Sixty-six years ago, in 1956 I was in the eighth grade in the local yeshiva in Detroit. Back then the teachers of Hebrew subjects were allowed to potch (usually a slap across the face) male students in intermediate and high school for bad behavior. I was probably the best-behaved kid in class but I received a couple of slaps over the years.
All were deserved, except one, and I’ll never forget it and the rebbe never forgot it either. But he never apologized. Back then the World Series was in early October, not in early November as it is now. The team that won the most games in the American League played the team that won the most games in the National League. No playoff series with several teams to produce more television revenue. It was simply the best team in one league against the best team in the other league and there were no inter-league games during the season. Only during the World Series. It was game five and each team had won two games. I was curious to see how the sixth game of the World Series between the Brooklyn Dodgers and the New York Yankees was coming along and we had a 15-minute break between classes. I hopped across the street to the gas station as the radio had the volume up to accommodate customers and workers.
Don Larsen, 27, who didn’t last through the second inning in game two was pitching for the Yankees, and Sal Maglie was on the mound for Brooklyn. The odds favored the latter as the 39-year-old veteran posted a 13-6 record with a nifty 2.89 ERA in 1956. It was the seventh winning season for Maglie, who had 108 career victories at the time and only lost 49 times. Larsen’s career record was an unimpressive 30 wins and 40 losses.
There was no score the first time I went to the gas station and no one huddled around the radio. This time there were a couple of customers and attendants. I soon learned that Larsen was pitching a perfect game, no runs, no hits, no errors and not a single Brooklyn player reached first base safely via a walk (base on balls). I was able to hear the end of the historic game that the Yankees won 2-0.
I ran back to the yeshiva and headed to the classroom. I encountered my next Hebrew studies teacher in the hallway. He was a street-smart New Yorker and a big Yankees fan who moved to town two years earlier. “How’s the game going?” he asked. “The Yankees won 2-0 and Larsen pitched a perfect game,” I answered. Rabbi K. responded by slapping me across the face and said, “don’t lie.”

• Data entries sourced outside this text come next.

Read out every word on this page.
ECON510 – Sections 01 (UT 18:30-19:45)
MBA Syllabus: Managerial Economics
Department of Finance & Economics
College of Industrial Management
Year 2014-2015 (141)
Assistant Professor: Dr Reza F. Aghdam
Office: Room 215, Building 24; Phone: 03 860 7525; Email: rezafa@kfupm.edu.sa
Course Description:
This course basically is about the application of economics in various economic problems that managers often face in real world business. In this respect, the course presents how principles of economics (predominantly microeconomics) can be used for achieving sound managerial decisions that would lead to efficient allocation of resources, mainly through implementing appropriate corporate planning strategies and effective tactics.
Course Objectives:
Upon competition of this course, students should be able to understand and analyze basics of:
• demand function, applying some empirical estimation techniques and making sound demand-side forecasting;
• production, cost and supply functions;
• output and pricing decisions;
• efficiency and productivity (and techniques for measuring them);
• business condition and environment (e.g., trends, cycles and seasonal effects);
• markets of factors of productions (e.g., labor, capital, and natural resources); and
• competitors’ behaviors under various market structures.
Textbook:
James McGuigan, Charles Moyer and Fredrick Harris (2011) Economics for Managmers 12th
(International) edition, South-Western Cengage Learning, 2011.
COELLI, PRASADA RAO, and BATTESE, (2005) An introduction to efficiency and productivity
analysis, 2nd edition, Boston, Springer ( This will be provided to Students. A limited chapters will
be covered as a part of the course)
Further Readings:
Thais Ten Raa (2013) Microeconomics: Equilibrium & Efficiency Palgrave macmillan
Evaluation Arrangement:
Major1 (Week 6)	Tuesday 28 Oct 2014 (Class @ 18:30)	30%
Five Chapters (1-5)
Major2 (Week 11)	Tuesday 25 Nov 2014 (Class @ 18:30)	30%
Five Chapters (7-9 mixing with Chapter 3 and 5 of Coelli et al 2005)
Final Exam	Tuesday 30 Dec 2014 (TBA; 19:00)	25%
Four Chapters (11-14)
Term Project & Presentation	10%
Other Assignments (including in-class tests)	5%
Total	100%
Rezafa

I felt it but thought it was funny. After all, who would believe that Larsen could face Roy Campanella, Carl Furillo, Gil Hodges, Pee Wee Reese, Jackie Robinson, Duke Snider and the rest of the lineup without yielding a hit. I couldn’t wait for the next day and an apology. The apology never came and he stayed in Detroit until his passing some 50 years after that historic October 8, 1956, game.
About 20 years after the Larsen gem, I was schmoozing with United Press International’s baseball writer, Milt Richman prior to a game at Yankee Stadium. Milt related that he adopted Larsen as a favorite player when the pitcher was with the lowly St. Louis Browns a couple of years before he was traded to the Yankees. No one bothered no-name players and a bad team. Richman, however, would speak and meet with Larsen whenever he could and even invited Larsen to his parents’ home on Tremont Avenue in the Bronx to enjoy a kosher dinner.
The night before the perfect game, Larsen dined with the Richmans and told the future writer that he was going to pitch a no-hitter the next afternoon. He pulled out a dollar from his wallet and instructed Milt to give it to his mother for a donation to her synagogue.
So armed with confidence and a donated dollar to receive help from above, Larsen made his way to the pitching mound in front of 65,419 paying fans and pitched the only perfect game in World Series history.
And it was the only time in my history that I didn’t deserve a slap in the face from a teacher.